Rome | A lesson in lasting design
Our first design trip of 2014 was to the eternal city of Rome; obviously not just a UNESCO and World Heritage Site but one with some real design flair. Having ticked off the Colosseum, Paladium and the Trevi fountain on the first day our lasting impression was what amazing bricklayers they must have been (and as one aussie builder we overheard confidently said ‘they must have had a decent spirit level back then Dave’, and he was probably right.
Next up on our list was to juxtapose our admiration for the roman remains with a lot of ‘how did they get that there’ remarks to ‘why did they put that there?’. Far out on the outskirts lay some extraordinary architecture from Zaha Hadid’s MAXXI to Renzo Piano’s Parco della Musica Auditoriums which provided a phenomenal walk of contrast and scale in the afternoon sunshine.
The wildly curvaceous geometry of Zaha Hadid’s MAXXI building cost a whopping 150 million euros. As beautiful as it was, we couldn’t help but agree with an article published in The Telegraph in 2010 on the building’s opening which questioned its ‘fit for purpose’: We may be only beginning to discover what the art of the 21st century looks like, and no doubt much of it will take forms that we can’t yet imagine. Such uncertainty calls for an environment that can be adapted in myriad ways. Hadid’s truly tyrannical building is anything but that. In short: it is a spectacular building with a misfit of contemporary art which doesn’t own its space! The building appears to have no future-proofing as such despite its moveable internal walls. We still thoroughly enjoyed it though and in a way the building is the art, it is the experience, and everything else is well… secondary.
Renzo Piano’s Auditorim Parco Della Musica is stunningly different to the MAXXI with a pleasingly simple aesthetic just as Wallpaper describes: beetle like buildings with a patina of lead work on the organic curves. Externally the materials and colours used recall that of those you find in Rome and internally it works just as hard. Floors and ceilings adjust to best suit the acoustics of a performance offering versatility to the space and materials are equally selected to this end; cherry wood interiors to aid different acoustic requirements.
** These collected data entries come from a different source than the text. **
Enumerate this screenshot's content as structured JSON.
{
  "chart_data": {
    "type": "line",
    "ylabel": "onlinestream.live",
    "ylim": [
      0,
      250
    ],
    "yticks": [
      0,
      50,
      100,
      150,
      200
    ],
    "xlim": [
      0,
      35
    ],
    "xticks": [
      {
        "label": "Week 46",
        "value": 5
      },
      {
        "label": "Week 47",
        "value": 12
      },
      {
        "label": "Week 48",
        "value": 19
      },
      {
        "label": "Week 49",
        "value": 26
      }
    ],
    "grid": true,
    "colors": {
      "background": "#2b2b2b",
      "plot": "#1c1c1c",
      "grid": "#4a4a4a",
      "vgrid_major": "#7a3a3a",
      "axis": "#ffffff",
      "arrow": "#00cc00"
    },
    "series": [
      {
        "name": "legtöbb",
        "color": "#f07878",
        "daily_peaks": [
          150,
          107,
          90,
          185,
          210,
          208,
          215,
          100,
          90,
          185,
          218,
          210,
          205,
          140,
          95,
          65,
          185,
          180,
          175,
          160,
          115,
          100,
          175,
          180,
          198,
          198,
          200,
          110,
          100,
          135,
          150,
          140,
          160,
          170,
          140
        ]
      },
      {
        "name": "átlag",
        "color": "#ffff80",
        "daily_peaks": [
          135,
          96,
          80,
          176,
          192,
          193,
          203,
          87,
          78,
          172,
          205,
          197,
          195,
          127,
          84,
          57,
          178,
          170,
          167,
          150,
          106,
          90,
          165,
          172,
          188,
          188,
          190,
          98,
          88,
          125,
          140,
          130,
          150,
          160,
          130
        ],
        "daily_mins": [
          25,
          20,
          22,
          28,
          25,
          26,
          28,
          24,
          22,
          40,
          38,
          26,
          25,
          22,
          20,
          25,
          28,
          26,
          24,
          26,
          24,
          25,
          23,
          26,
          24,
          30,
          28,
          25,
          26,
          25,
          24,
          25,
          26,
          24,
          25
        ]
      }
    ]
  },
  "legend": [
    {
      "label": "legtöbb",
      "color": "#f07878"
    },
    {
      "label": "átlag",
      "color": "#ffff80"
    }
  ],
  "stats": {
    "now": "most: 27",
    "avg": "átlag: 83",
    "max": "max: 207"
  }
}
Beauty and functionality seem to both be present here which easily made this our most inspiring design visit… the MAXXI perhaps only achieving form over function.
Wherever we turned there were interesting sculptural buildings to enjoy:
Still, amongst our favourite activity was enjoying the rich textures and patinas which can be found on the doorways, building renders, side alleys, ruins and ironmongery.
In all we would say go go go! We felt so inspired on our return and had full bellies from the local markets and evenings spent at piazzas. Our bijou airbnb apartment provided some creative headspace and Rome really is an inspiration for lasting architecture. Our recommendations if you have 24 hours in Rome are a walk among Renzo Piano’s auditoriums, lunch at Obkita at the Campo de’ Fiori square (with a quick perusal at the market), a stop at one of the many alley boutiques to include Nordic Oggetti & Design (contemporary design from young italian and european designers) and a hike up the wedding cake for uninterrupted views to the hills; un posto bellissimo.